Soddisfazione da parte della Lega Basket per quando successo nel lungo weekend fiorentino (con appendice pistoiese) della palla a spicchi, tra Final Eight di Coppa Italia e Next Gen Cup
Il picco è stato nella giornata delle semifinali con 6723 paganti, numero a cui un grosso contributo l’ha dato l’esodo virtussino con duemila tifosi al seguito della Segafredo. Ma domenica nel giorno della sorprendente finale tra Cremona e Brindisi, a vedere dal vivo il trionfo storico della Vanoli della premiata ditta Meo Sacchetti- Travis Diener, il numero non era poi così lontano (6278 paganti).

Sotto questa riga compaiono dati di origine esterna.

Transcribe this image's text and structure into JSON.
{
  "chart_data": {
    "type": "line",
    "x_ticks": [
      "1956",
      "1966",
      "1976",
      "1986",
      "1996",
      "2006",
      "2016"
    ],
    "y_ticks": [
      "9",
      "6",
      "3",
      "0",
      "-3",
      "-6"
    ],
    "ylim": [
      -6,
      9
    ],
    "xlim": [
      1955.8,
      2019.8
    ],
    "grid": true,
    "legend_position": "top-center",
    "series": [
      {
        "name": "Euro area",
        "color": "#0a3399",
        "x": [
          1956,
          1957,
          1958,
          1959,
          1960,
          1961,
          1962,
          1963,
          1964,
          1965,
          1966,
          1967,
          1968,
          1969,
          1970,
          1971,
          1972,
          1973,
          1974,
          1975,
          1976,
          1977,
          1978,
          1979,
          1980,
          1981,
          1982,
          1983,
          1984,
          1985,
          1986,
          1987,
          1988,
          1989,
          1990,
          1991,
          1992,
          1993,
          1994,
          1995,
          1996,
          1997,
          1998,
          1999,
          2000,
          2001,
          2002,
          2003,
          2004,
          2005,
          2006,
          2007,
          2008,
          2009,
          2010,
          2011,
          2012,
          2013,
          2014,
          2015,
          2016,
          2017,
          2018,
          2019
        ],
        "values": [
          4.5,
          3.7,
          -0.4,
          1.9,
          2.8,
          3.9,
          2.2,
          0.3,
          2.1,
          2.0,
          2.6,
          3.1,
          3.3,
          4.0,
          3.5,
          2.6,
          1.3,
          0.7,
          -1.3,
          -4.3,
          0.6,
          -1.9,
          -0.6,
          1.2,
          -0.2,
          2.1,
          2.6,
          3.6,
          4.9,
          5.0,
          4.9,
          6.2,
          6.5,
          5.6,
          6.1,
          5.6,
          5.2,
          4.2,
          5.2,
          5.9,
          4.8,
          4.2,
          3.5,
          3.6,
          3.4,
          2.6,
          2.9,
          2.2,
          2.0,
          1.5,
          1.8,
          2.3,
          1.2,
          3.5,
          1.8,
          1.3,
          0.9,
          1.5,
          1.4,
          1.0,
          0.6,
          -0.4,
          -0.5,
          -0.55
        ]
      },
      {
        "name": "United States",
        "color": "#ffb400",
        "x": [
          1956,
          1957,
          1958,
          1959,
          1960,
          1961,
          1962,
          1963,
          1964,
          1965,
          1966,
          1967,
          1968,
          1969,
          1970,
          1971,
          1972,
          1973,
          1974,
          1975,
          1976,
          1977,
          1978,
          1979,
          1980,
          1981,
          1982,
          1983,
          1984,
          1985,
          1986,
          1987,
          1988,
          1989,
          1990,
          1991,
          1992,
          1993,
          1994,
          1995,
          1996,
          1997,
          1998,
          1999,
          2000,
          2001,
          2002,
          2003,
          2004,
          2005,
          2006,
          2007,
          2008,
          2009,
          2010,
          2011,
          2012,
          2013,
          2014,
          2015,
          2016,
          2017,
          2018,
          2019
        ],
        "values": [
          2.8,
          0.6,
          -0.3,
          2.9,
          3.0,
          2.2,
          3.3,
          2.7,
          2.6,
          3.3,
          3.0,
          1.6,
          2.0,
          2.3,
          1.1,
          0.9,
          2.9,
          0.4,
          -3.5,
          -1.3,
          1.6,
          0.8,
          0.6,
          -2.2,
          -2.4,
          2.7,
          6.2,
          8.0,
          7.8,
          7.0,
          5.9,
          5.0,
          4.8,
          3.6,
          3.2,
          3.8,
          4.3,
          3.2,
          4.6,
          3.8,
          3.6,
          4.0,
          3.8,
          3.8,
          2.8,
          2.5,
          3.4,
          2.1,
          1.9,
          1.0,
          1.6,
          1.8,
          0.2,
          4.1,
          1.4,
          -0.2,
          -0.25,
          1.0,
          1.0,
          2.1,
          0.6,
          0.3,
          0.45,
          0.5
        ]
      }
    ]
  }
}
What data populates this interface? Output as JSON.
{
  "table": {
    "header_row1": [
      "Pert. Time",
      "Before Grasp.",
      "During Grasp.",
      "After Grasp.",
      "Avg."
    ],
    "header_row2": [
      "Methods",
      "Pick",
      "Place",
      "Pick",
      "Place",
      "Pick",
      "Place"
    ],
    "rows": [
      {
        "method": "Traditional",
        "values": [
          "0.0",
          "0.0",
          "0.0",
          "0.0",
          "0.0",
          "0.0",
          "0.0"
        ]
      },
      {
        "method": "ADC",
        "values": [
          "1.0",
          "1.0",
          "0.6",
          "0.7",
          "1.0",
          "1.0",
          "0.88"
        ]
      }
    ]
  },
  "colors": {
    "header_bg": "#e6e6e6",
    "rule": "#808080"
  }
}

Tanto che Bianchi non ha totalmente escluso la possibilità di un tris
del Mandela Forum per l’edizione 2020. Nonostante abbia fatto capire che
ci sono già anche altre candidate al vaglio della Lega Basket. “Dovremo
capire se continuare con la scelta di una sede “neutrale” rispetto alle
squadre che vanno in campo- ha detto Bianchi- o se tornare a giocare in
una delle città in corsa. Firenze non è esclusa perchè l’organizzazione è stata impeccabile, la posizione è centrale e abbiamo respirato grande passione quella sopita in questi anni in cui il basket manca qui nel capoluogo toscano”.
Molto positivo anche il bilancio della Next Gen Cup a cui Bianchi ha dedicato un largo spazio nella sua conferenza stampa, ringraziando pubblicamente il Pistoia Basket per aver organizzato le prime due giornate della Coppa Italia giovanile che sono state anche quelle con più pubblico. 500 persone di media sui gradoni del PalaCarrara, ha ricordato il presidente della Legabasket, e 76.000 visualizzazioni video delle gare (tutte commentate dalla “squadra” di Pistoia Sport composta da Alessandro Benigni, Federico Guidi, Francesco Bocchini e Matteo Lignelli) con la semifinale Trento- Pesaro come gara più vista.
“E’ il primo passo per la valorizzazione vera dei giovani che noi vogliamo perseguire” ha detto Egidio Bianchi tornando a parlare della Junior League, che porterebbe anche il campionato Under 18 su scala totalmente nazionale coinvolgendo le “primavera” delle squadre di serie A come successo con la Coppa Italia. “Ci impegneremo per farlo partire dal prossimo anno” ha detto Bianchi anche se di lavoro da fare ce n’è perchè un campionato aperto alla fascia d’eta 18- 21 anni, come nelle previsioni, andrebbe a scontrarsi con i campionati in essere gestiti dalla Federazione. E soprattutto se da una parte darebbe una sponda di alto livello a tanti ragazzi che in quella fascia d’età si perdono, potrebbe vedersi rifiutato dai prospetti migliori (e dai loro club) che sono già oggetti di ingaggi (e stipendi) in Legadue e B1. Insomma il cammino non sembra così facile ma il progetto è indubbiamente interessante.
Mentre la Toscana saluta un grande evento che, ha portato aria fresca in una terra innamorata del basket ma con la retina sempre più in crisi, la nostra “foto” delle finali è sicuramente quella di Andrew Crawford che ritira il premio di “mvp” della finale e tira sul palco Travis Diener. Mentre il resto della squadra in festa urla “mvp” proprio al cecchino legatissimo a coach Meo Sacchetti che sembra abbia annunciato il ritiro.
Il titolo di mvp della Next Gen andato a Dalph Adem Panopio dell’Aquila Trento (ma in prestito dalla Stella Azzurra Roma), che ha alzato il trofeo, è stato intitolato all’indimenticato Nicola Salerni.